A typical mortgage will provide the money needed, secured against a portion of the property’s equity. For example, a borrower, owning a property worth £750,000 may need to borrow £250,000 to help with the purchase of a second property. A lender may agree to provide the loan, secured against a third of the property’s equity. The borrower will then need to pay back the loan capital (amount lent) plus interest by the end of the mortgage term.

How do Second Mortgages Work?

Second mortgages work using the same principle as traditional mortgages, whereby the loan is provided, secured against a portion of a property’s equity. However, there are some fundamental differences to consider when it comes to second mortgages:

Stricter Borrowing Rules – Although mortgages are always covered by strict criteria, with borrowers needing to meet certain requirements to be able to acquire their chosen loan, second mortgages have even stricter rules to adhere to. This is because as a second mortgage, they are generally not used to buy a borrower’s primary place of residence and so there are rules in place to govern this.

More Expensive – Second mortgages, as they are not necessities will have higher interest rates and charges associated with them than first charge mortgages. This is primarily due to the risks that the second charge lender takes when they lend to the borrower, as should there be a failure to repay any loans, the first charge lender will always get precedence and priority before the second charge lender does.

Specialist Lenders – Some banks and traditional lenders are able to offer second charge mortgages. However, to get the best rates and to get a better view of the market, there are a wide range of specialist second charge lenders who you will more than likely need to consider and so getting financial advice form industry professionals and experts is key.

What are Second Mortgages Used for?

When it comes to first charge mortgages, they are generally used for the same few purposes which are likely to include:

  • Home purchase
  • Home improvements
  • Home expansion
  • Purchasing a second property

Second mortgages however, are used for slightly different purposes and will run alongside your first charge mortgage. This means that you will need to keep up repayments on both mortgages, regardless. Common uses for second mortgages include:

Alternative to Remortgaging – Although remortgaging and moving to a new mortgage provider or mortgage product can save you many thousands of Pounds in interest and fees, sometimes there are large Early Redemption Charges (ERCs). Therefore, if a borrower needs to remortgage to borrow against further equity as the primary mortgage has been in part paid off, they may be forced to pay ERCs. A second mortgage allows them to use that equity, whilst staying with their primary mortgage and avoiding any ERCs.

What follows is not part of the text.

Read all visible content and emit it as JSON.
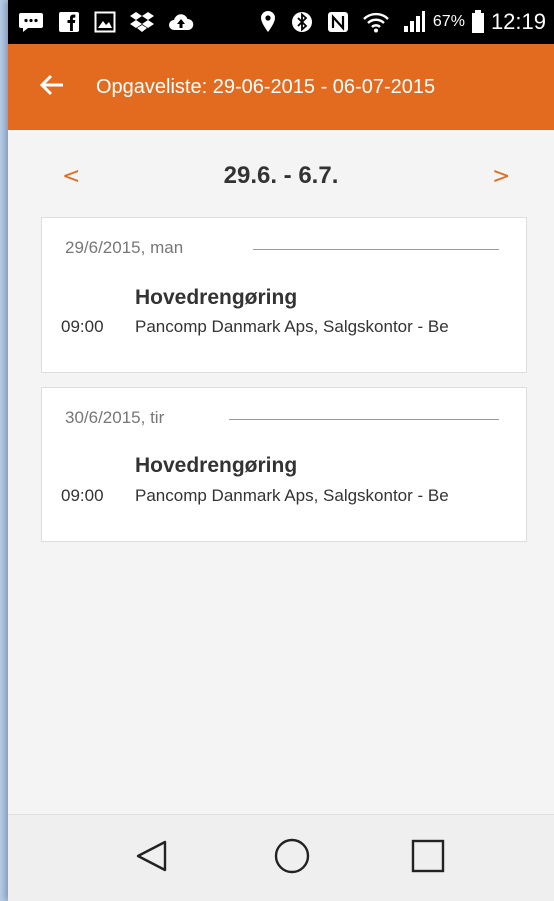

Business Investments and Starting Up – A common use of second mortgages is for starting up a business or to inject some potentially much-needed funds into a business venture. There is no specific business this must be used for which means you may invest in principle in any viable venture ranging from a hair salon in London to a tech company in Manchester and all in between. Many first charge mortgage lenders will not necessarily lend for this purpose and they may not be willing to lend the amount you need, so second mortgages help with this.

Debt Consolidation – For many people, the reason for borrowing a second mortgage is for debt consolidation. They may, for a host of reasons not be able to remortgage which would entail changing their current mortgage. Hence, a second mortgage may be able to be used to clear a range of debts. The borrower then simply pays the second mortgage off as a single debt. Furthermore, when in a position to remortgage, they may take the second mortgage into account. Then, so long as both the first and second charge lenders agree, they can consolidate both mortgages into a single mortgage as a first charge to be repaid.